In vitro studies confirmed the following key findings: High binding affinity and efficient cellular internalization across multiple tumor cell lines (HeLa, MCF-7, and HCT-116), primarily due to chemotaxis-driven targeting and streptavidin-biotin-mediated anchoring. Enhanced cytotoxicity and apoptosis induction, demonstrated by MTT assays and TUNEL staining, respectively, with significantly reduced viability compared to free DOX or blank carriers. pH-sensitive drug release, tuned to the acidic tumor microenvironment, enabling a sharp contrast in drug kinetics between physiological and pathological pH ranges.

This study advances biomedical microrobotics, particularly in cancer treatment, by combining synthetic control through PLGA-based drug carriers with programmable release kinetics. Biological intelligence via magnetotactic bacteria capable of autonomous navigation and tumor homing.

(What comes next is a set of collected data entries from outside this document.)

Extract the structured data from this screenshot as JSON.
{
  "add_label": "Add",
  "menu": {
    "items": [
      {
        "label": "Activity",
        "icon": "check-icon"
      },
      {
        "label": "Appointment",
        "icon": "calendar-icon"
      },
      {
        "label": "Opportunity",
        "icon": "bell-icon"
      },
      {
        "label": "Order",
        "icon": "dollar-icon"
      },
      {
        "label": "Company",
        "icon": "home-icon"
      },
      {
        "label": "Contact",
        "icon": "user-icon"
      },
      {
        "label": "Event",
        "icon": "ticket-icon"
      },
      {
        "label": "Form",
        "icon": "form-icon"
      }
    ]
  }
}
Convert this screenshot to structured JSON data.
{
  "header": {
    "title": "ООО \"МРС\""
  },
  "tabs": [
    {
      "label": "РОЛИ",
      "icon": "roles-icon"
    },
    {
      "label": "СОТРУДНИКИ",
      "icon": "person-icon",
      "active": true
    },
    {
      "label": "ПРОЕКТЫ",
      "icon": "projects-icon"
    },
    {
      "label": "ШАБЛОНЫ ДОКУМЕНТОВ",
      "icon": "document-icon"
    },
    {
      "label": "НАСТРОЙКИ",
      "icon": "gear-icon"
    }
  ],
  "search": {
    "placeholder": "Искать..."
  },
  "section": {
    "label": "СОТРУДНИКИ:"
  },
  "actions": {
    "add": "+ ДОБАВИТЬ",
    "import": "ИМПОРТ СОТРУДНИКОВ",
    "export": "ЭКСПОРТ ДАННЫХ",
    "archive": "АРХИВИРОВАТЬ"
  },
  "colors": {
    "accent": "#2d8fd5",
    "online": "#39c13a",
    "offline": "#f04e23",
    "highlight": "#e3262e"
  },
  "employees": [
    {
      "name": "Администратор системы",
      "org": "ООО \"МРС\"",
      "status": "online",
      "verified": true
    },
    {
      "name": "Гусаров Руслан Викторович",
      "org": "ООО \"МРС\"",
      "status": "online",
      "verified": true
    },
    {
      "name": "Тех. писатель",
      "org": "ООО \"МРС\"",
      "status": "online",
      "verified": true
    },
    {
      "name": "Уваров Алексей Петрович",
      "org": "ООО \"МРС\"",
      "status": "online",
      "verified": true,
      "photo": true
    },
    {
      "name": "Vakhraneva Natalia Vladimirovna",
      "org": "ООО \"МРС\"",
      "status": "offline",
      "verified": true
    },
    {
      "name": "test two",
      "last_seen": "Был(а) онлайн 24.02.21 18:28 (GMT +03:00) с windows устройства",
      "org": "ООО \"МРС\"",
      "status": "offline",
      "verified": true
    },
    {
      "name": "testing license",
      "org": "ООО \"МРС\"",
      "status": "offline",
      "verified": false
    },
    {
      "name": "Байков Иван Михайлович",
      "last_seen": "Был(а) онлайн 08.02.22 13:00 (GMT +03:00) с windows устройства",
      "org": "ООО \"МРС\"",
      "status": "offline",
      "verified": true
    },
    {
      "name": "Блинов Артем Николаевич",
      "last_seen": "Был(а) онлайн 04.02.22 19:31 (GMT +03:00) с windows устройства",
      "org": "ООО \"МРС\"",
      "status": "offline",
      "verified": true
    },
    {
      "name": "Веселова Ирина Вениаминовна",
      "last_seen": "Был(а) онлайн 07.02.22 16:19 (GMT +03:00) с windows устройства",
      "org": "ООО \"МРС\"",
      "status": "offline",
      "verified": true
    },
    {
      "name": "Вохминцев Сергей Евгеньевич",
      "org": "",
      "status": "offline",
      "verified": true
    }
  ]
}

External magnetic actuation, enabling remote-controlled movement with directional accuracy and dose localization. The integration of these subsystems forms a multimodal delivery platform—capable of site-specific chemotherapy while maintaining adaptability to microenvironmental cues, a hallmark of next-generation therapeutics. Furthermore, the proposed biohybrid platform could be adapted beyond oncology, serving roles in treating localized infections, inflammation sites, vascular blockages, or even neurological disorders where targeted microtransport is essential.